Ottawa's Tech Scene Gets a Charitable Boost
Ottawa entrepreneur Ryan Short is putting local tech talent to work for a good cause — literally. Short has designed Aucti, a new platform built to help charities run smarter, more effective fundraising auctions and squeeze more impact out of every donor dollar.
For nonprofits and charitable organizations, fundraising galas and auction events are often lifelines. But running them well is harder than it looks. Between managing item listings, tracking bids, processing payments, and keeping donors engaged in real time, the logistics can quickly overwhelm volunteer-run organizations with limited staff and even more limited budgets.
That's the gap Short identified — and the one Aucti is built to close.
What Aucti Does
Aucti is designed to streamline the entire charity auction experience, from setup to final payment. The platform gives organizations tools to list auction items, manage live or silent bidding, and handle donor communications in one place — reducing the administrative burden that often falls on already-stretched nonprofit teams.
The goal is straightforward: make it easier for charities to raise more money without having to hire specialists or stitch together a patchwork of different tools.
For smaller Ottawa-area organizations — community groups, hospital foundations, school fundraising committees — that kind of accessible, purpose-built solution can make a meaningful difference in how much they're able to generate at each event.
Why This Matters for Ottawa's Nonprofit Sector
Ottawa has a robust charitable ecosystem. From major institutions like the Ottawa Hospital Foundation and United Way East Ontario to hundreds of smaller community organizations, the city's nonprofits collectively raise tens of millions of dollars each year through events and campaigns.

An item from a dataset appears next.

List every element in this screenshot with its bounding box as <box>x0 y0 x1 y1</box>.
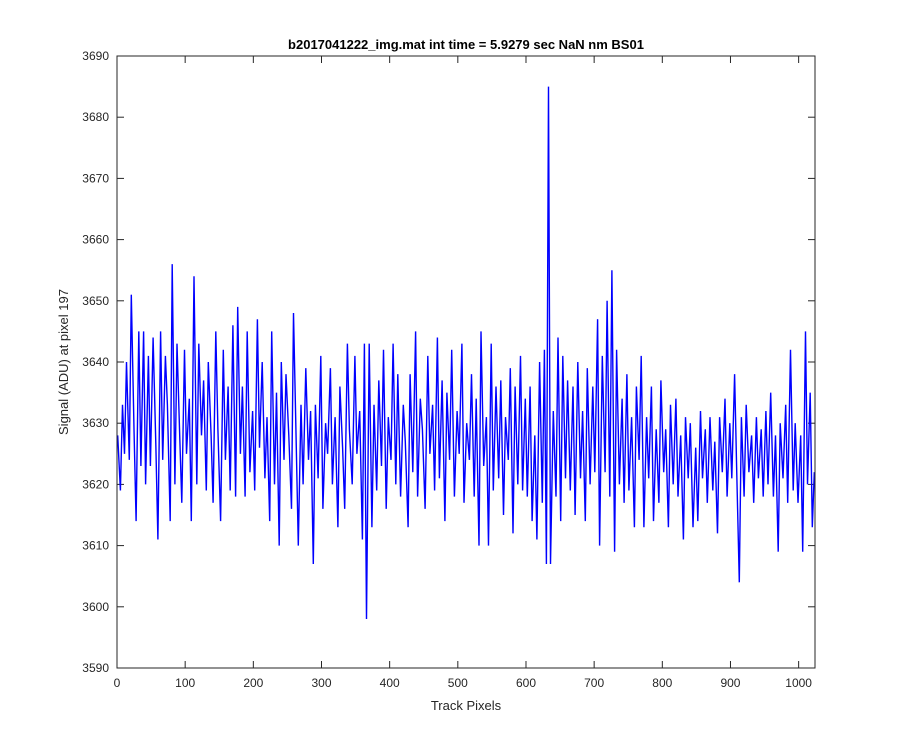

Yet many of these organizations rely on outdated tools — spreadsheets, paper bid sheets, or generic software not built with charity auctions in mind. A purpose-built platform like Aucti could help level the playing field, giving smaller charities access to the same professional-grade fundraising infrastructure that larger organizations take for granted.
There's also a broader economic angle. Ottawa's tech sector, centred in part around Kanata North but with a growing startup scene across the city, has increasingly turned its attention toward social impact. Aucti is part of a quietly expanding cohort of Ottawa-built tools that apply software thinking to real-world community challenges.
Local Roots, Wider Reach
While Aucti is rooted in Ottawa, its potential reach extends well beyond the capital. Charities across Canada face the same fundraising challenges, and a well-designed auction platform has obvious appeal in any city with an active nonprofit sector.
For Short, the project reflects a growing trend among Ottawa entrepreneurs who are building products that blend commercial ambition with community purpose — companies that want to do well by doing good.
If Aucti gains traction, it could become another quiet success story from Ottawa's tech community: a locally designed solution finding an audience far beyond the city where it was built.